アルファ・ロメオ・モントリオールは、近未来的なインテリアと魅力的なエンジンサウンドを持つクラシックカーだ。

優れた乗り心地とスタイリッシュな外観に対し、高速域での操縦性に若干の不安定さを抱える。

1970年代の名車であるモントリオールは、独特の魅力を持ち続けているが、改良の余地もある。

アルファ・ロメオ・モントリオールの「未来的」特別感 「純粋」に運転が面白いポルシェ911 S 2.4 (2)

アルファ・ロメオ・モントリオールは、大胆なスタイリング同様にインテリアも近未来的。大きな2面のメーター内に、複数の補助メーターが一体化されている。

スイッチが整然と並び、ドアやダッシュボード、ステアリングホイールのトリムがエキゾチック感を醸し出す。派手すぎず華やかで、イタリアンな仕上がりだ。

素材は上質で、作り込みも良い。モントリオールに座ると、1970年代の理想的な車内だと納得できる。運転姿勢も自然。コブの並んだシートは座り心地が良く、広い視界が得られる座面高で、NACAダクトの開いたボンネットを程よく見下ろせる。

ポルシェ・マニアの贔屓目でなければ、モントリオールの方がインテリアは特別だと感じるだろう。実際に走り出しても、人間工学の正しさと快適性へ感心できる。唯一、低速域ではステアリングホイールが重すぎる。パワーアシストが恋しくなるほど。

5速マニュアルのシフトレバーはキビキビと動かせ、手応えに充足感がある。市街地を流す程度でも、2.6L V8エンジンのサウンドは美しい。アイドリング時から滑らかに回り、アメリカン・ユニットのようなドロドロという唸りはなく、音の粒が細かい。

排気音は、回転数の上昇とともに聴き応えのある雄叫びへ変化していく。0-96km/h加速は7.5秒で、充分に鋭く洗練されている。

高い速度域でも、モントリオールの乗り心地は落ち着いたまましなやか。路面の凹凸を巧みに吸収してくれる。ステアリングは、徐々に扱いやすい重さへ変化し、フィードバックも濃くなる。やや遊びは大きいけれど。

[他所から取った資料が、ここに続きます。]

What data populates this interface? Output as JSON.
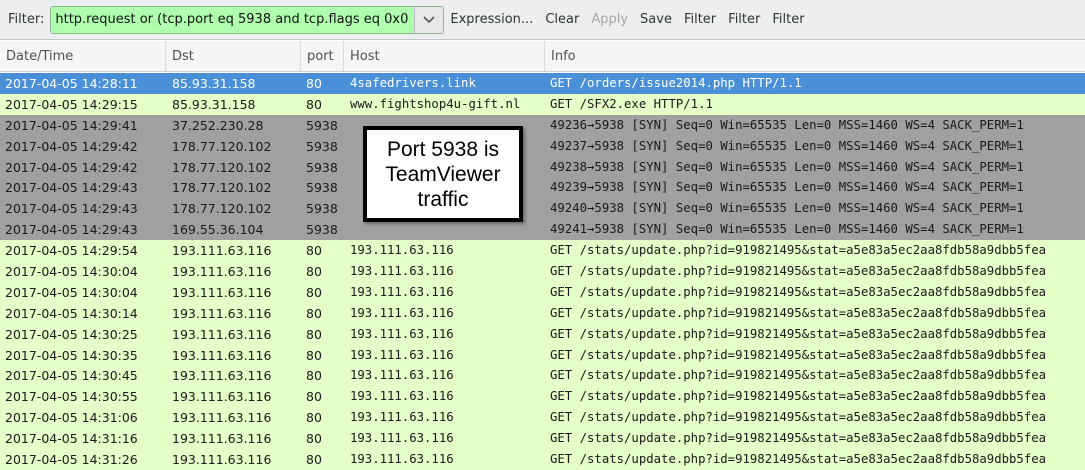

減速を最小限にしてカーブへ突っ込むと、若干不安定に転じ、アンダーステアも現れる。スーパーカー的なスタイリングと、大きめのボディロールが一致しない。

この頃のアルファ・ロメオ・ジュリアも、優れた操縦性に定評はあったが、同様に横方向の傾きが大きかった。車重がそれよりかさばるモントリオールでは、素早い荷重移動が難しいようだ。

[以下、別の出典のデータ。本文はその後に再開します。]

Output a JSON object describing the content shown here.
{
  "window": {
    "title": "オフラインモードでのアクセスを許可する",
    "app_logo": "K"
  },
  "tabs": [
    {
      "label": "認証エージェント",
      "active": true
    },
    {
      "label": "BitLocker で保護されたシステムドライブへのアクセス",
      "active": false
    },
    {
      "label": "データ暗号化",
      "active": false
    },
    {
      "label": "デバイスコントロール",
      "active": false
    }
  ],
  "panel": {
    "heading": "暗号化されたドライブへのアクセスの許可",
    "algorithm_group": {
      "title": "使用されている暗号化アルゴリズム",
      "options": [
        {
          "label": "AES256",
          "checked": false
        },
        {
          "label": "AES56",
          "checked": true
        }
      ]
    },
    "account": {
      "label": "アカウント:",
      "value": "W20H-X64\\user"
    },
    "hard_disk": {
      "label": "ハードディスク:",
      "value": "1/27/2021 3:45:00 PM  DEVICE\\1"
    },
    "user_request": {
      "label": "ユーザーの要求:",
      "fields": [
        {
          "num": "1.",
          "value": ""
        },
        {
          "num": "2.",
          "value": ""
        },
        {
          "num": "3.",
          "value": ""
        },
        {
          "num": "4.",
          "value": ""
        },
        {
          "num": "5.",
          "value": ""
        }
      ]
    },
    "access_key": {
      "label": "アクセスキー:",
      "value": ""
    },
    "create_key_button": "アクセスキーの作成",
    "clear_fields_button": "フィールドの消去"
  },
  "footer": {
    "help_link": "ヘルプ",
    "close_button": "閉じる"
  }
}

連続するカーブでは、小さくない慣性を実感してしまう。開発には4年が費やされ、生産は1970年から7年間続いたが、最後までこの特性は変わらなかった。

欧州では、サスペンションのチューニング・アイテムが社外メーカーから提供されていた。1973年に起きたオイルショックが、アルファ・ロメオから改良する気持ちを奪ったのかもしれない。

そんなことを思いながらポルシェ911 S 2.4に乗り換えると、見事な身のこなしに感心してしまう。スターターモーターを長めに回し、アクセルペダルを軽く煽りながら、2.4L空冷フラット6は目覚める。

始動直後のノイズは、ガラガラと聞き慣れた空冷サウンド。興奮を誘うものとはいいにくいだろう。